La postura de Hayek es, como ya hemos dicho,
consecuente, pero apenas ha encontrado eco entre sus correligionarios, y por
supuesto nadie hasta ahora había pretendido llevar a la práctica sus
conclusiones. La razón resulta bastante evidente cuando se intuyen los graves
problemas que acarrearía y los absurdos a los que nos conduciría su aplicación.

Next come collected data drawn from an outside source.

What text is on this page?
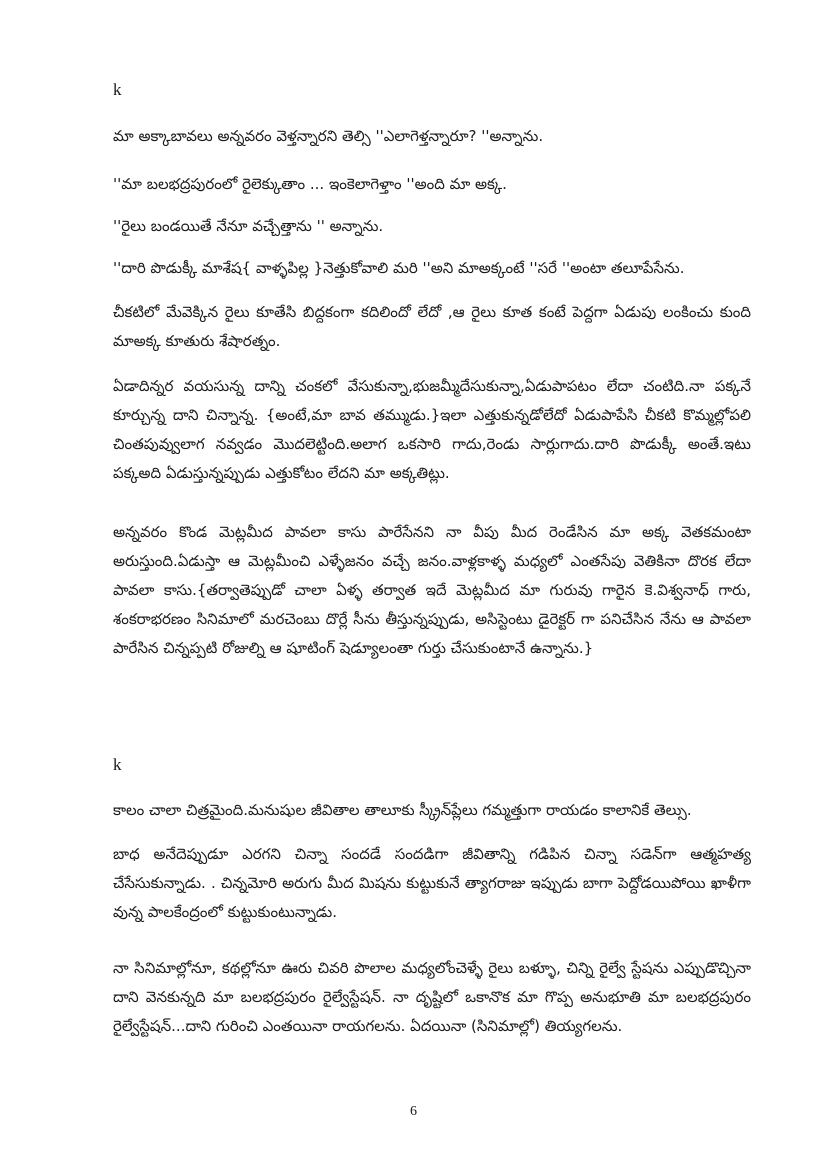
k

మా అక్కాబావలు అన్నవరం వెళ్తన్నారని తెల్సి ''ఎలాగెళ్తన్నారూ? ''అన్నాను.

''మా బలభద్రపురంలో రైలెక్కుతాం ... ఇంకెలాగెళ్తాం ''అంది మా అక్క.

''రైలు బండయితే నేనూ వచ్చేత్తాను '' అన్నాను.

''దారి పొడుక్కీ మాశేష{ వాళ్ళపిల్ల }నెత్తుకోవాలి మరి ''అని మాఅక్కంటే ''సరే ''అంటా తలూపేసేను.

చీకటిలో మేవెక్కిన రైలు కూతేసి బిద్దకంగా కదిలిందో లేదో ,ఆ రైలు కూత కంటే పెద్దగా ఏడుపు లంకించు కుంది మాఅక్క కూతురు శేషారత్నం.

ఏడాదిన్నర వయసున్న దాన్ని చంకలో వేసుకున్నా,భుజమ్మీదేసుకున్నా,ఏడుపాపటం లేదా చంటిది.నా పక్కనే కూర్చున్న దాని చిన్నాన్న. {అంటే,మా బావ తమ్ముడు.}ఇలా ఎత్తుకున్నడోలేదో ఏడుపాపేసి చీకటి కొమ్మల్లోపలి చింతపువ్వులాగ నవ్వడం మొదలెట్టింది.అలాగ ఒకసారి గాదు,రెండు సార్లుగాదు.దారి పొడుక్కీ అంతే.ఇటు పక్కఅది ఏడుస్తున్నప్పుడు ఎత్తుకోటం లేదని మా అక్కతిట్లు.

అన్నవరం కొండ మెట్లమీద పావలా కాసు పారేసేనని నా వీపు మీద రెండేసిన మా అక్క వెతకమంటా అరుస్తుంది.ఏడుస్తా ఆ మెట్లమీంచి ఎళ్ళేజనం వచ్చే జనం.వాళ్లకాళ్ళ మధ్యలో ఎంతసేపు వెతికినా దొరక లేదా పావలా కాసు.{తర్వాతెప్పుడో చాలా ఏళ్ళ తర్వాత ఇదే మెట్లమీద మా గురువు గారైన కె.విశ్వనాధ్ గారు, శంకరాభరణం సినిమాలో మరచెంబు దొర్లే సీను తీస్తున్నప్పుడు, అసిస్టెంటు డైరెక్టర్ గా పనిచేసిన నేను ఆ పావలా పారేసిన చిన్నప్పటి రోజుల్ని ఆ షూటింగ్ షెడ్యూలంతా గుర్తు చేసుకుంటానే ఉన్నాను.}

k

కాలం చాలా చిత్రమైంది.మనుషుల జీవితాల తాలూకు స్క్రీన్‌ప్లేలు గమ్మత్తుగా రాయడం కాలానికే తెల్సు.

బాధ అనేదెప్పుడూ ఎరగని చిన్నా సందడే సందడిగా జీవితాన్ని గడిపిన చిన్నా సడెన్‌గా ఆత్మహత్య చేసేసుకున్నాడు. . చిన్నమోరి అరుగు మీద మిషను కుట్టుకునే త్యాగరాజు ఇప్పుడు బాగా పెద్దోడయిపోయి ఖాళీగా వున్న పాలకేంద్రంలో కుట్టుకుంటున్నాడు.

నా సినిమాల్లోనూ, కథల్లోనూ ఊరు చివరి పొలాల మధ్యలోంచెళ్ళే రైలు బళ్ళూ, చిన్ని రైల్వే స్టేషను ఎప్పుడొచ్చినా దాని వెనకున్నది మా బలభద్రపురం రైల్వేస్టేషన్. నా దృష్టిలో ఒకానొక మా గొప్ప అనుభూతి మా బలభద్రపురం రైల్వేస్టేషన్...దాని గురించి ఎంతయినా రాయగలను. ఏదయినా (సినిమాల్లో) తియ్యగలను.

6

En el fondo, la teoría no es tan original como a
primera vista pudiera parecer. Si nos remontamos en la Historia, comprobaremos
que en el origen del dinero hay situaciones que guardan una gran similitud con
el sistema propuesto, y que la intervención pública -en esto como en otras
muchas situaciones económicas- surge de una necesidad. Si la acuñación de
moneda se reserva a los poderes públicos es en un principio para garantizar su
valor. De hecho, desde los primeros momentos de la actividad bancaria, las
quiebras y las insolvencias acompañaron la vida de las instituciones
financieras. En la época actual, a pesar de la especial vigilancia de los
poderes públicos y de que los bancos no gozan de la facultad de emitir dinero
primario, las crisis bancarias acaecen con mayor frecuencia de lo que sería
deseable, y su coste lo asume el erario público. ¿Podemos imaginarnos lo que
ocurriría si cada banco pudiese emitir su propio dinero, distinto del de otras
instituciones financieras? ¿Hasta dónde alcanzarían los fraudes y los timos
bancarios?
El modelo de Hayek solo puede funcionar sobre el
papel, y ni los más ardientes defensores del libre mercado han abogado por un
sistema de tales características. ¿Qué grado de complejidad tendría la realidad
económica si para cada transacción hubiera de escogerse una clase distinta de
dinero? ¿Es posible exigir a todos los ciudadanos la condición de financieros,
a efectos de disponer y saber utilizar una información tan compleja como la de
conocer cuál es el dinero más estable y cuál el que más se deprecia? Ni
siquiera las personas más expertas podrían afirmar con certeza qué moneda es la
más conveniente, al estar cada una de ellas definida por cestas diferentes de
distintos bienes.
Por otra parte, nada impediría la especulación.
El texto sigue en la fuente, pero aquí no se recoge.